China Unveils World's Fastest Hard Drive

Called Poxiao, it is capable of erasing and rewriting data in just 400 picoseconds

China Unveils World's Fastest Hard Drive

Researchers at Fudan University have unveiled “Poxiao” (Dawn) — the fastest flash memory ever developed — capable of erasing and rewriting data in just 400 picoseconds (a trillionth of a second). That’s 100,000 times faster than conventional flash memory and even surpasses the speed of volatile memory like SRAM.

Though the prototype currently holds only kilobytes of data, it marks a groundbreaking leap in storage technology, laying the foundation for a future where memory and computing blur into one.

Published in Nature, the research tackles one of the most persistent bottlenecks in integrated circuits: the speed limits of information storage. Traditional flash relies on slow “warm-up” phases to energize electrons for data transfer.

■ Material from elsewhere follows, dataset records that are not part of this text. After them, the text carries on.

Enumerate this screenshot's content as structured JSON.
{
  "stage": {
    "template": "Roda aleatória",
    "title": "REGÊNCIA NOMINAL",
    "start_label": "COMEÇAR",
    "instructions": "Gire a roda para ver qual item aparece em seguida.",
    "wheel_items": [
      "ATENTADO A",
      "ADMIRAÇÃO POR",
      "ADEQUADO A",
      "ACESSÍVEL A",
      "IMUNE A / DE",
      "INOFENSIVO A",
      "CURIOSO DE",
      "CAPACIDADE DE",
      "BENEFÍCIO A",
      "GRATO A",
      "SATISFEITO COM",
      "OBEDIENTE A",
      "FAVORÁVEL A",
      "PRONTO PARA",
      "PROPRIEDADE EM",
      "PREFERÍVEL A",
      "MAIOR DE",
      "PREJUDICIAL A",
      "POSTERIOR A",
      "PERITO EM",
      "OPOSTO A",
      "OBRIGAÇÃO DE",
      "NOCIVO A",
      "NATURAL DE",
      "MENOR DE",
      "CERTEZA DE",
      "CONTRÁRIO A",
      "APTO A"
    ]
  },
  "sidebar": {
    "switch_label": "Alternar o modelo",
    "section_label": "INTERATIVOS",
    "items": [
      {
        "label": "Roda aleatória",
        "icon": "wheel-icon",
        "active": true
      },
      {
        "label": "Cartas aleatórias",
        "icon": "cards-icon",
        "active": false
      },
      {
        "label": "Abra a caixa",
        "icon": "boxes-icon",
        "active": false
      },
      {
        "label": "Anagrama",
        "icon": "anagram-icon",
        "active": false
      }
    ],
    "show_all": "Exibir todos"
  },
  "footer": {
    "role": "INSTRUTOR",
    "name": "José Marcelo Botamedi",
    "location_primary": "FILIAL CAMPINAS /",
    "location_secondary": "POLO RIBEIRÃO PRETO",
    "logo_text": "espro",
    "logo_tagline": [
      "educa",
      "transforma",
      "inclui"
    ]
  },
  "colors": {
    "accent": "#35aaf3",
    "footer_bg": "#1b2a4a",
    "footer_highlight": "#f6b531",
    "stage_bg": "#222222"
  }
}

In contrast, the new approach — dubbed “2D-enhanced hot-carrier injection” — allows electrons to directly transition to high-speed states, eliminating delays and smashing theoretical speed ceilings.

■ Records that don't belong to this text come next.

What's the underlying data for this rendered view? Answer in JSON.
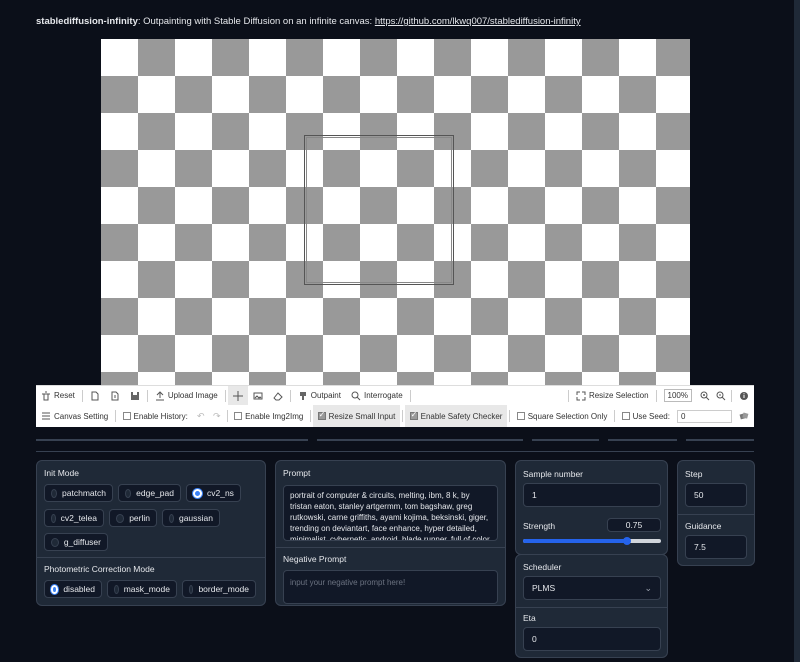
{
  "header": {
    "app_name": "stablediffusion-infinity",
    "description": ": Outpainting with Stable Diffusion on an infinite canvas: ",
    "link_text": "https://github.com/lkwq007/stablediffusion-infinity"
  },
  "toolbar1": {
    "reset": "Reset",
    "upload_image": "Upload Image",
    "outpaint": "Outpaint",
    "interrogate": "Interrogate",
    "resize_selection": "Resize Selection",
    "zoom": "100%"
  },
  "toolbar2": {
    "canvas_setting": "Canvas Setting",
    "enable_history": "Enable History:",
    "enable_img2img": "Enable Img2Img",
    "resize_small_input": "Resize Small Input",
    "enable_safety_checker": "Enable Safety Checker",
    "square_selection_only": "Square Selection Only",
    "use_seed": "Use Seed:",
    "seed_value": "0"
  },
  "init_mode": {
    "title": "Init Mode",
    "options": [
      "patchmatch",
      "edge_pad",
      "cv2_ns",
      "cv2_telea",
      "perlin",
      "gaussian",
      "g_diffuser"
    ],
    "selected": "cv2_ns"
  },
  "photometric": {
    "title": "Photometric Correction Mode",
    "options": [
      "disabled",
      "mask_mode",
      "border_mode"
    ],
    "selected": "disabled"
  },
  "prompt": {
    "title": "Prompt",
    "value": "portrait of computer & circuits, melting, ibm, 8 k, by tristan eaton, stanley artgermm, tom bagshaw, greg rutkowski, carne griffiths, ayami kojima, beksinski, giger, trending on deviantart, face enhance, hyper detailed, minimalist, cybernetic, android, blade runner, full of color"
  },
  "negative_prompt": {
    "title": "Negative Prompt",
    "placeholder": "input your negative prompt here!"
  },
  "sample_number": {
    "title": "Sample number",
    "value": "1"
  },
  "strength": {
    "title": "Strength",
    "value": "0.75",
    "fraction": 0.75
  },
  "scheduler": {
    "title": "Scheduler",
    "value": "PLMS"
  },
  "eta": {
    "title": "Eta",
    "value": "0"
  },
  "step": {
    "title": "Step",
    "value": "50"
  },
  "guidance": {
    "title": "Guidance",
    "value": "7.5"
  }
}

“If we had just stuck with traditional theories or relied on material changes, we wouldn’t have made any major breakthroughs,” said project lead Liu Chunsen.

The implications are massive: once scaled, this could collapse the divide between memory and storage, making hierarchical architectures obsolete. AI systems, for instance, could soon operate with local memory as fast as their processing units — reading and writing as fast as they think.

Fabricated using CMOS-compatible tech, the chip has already been produced at the kilobyte level. The team aims to scale it to tens of megabytes within five years, with plans to commercialize the breakthrough.

This could reshape personal computing, enabling devices to run large AI models locally, with no separate RAM or storage required.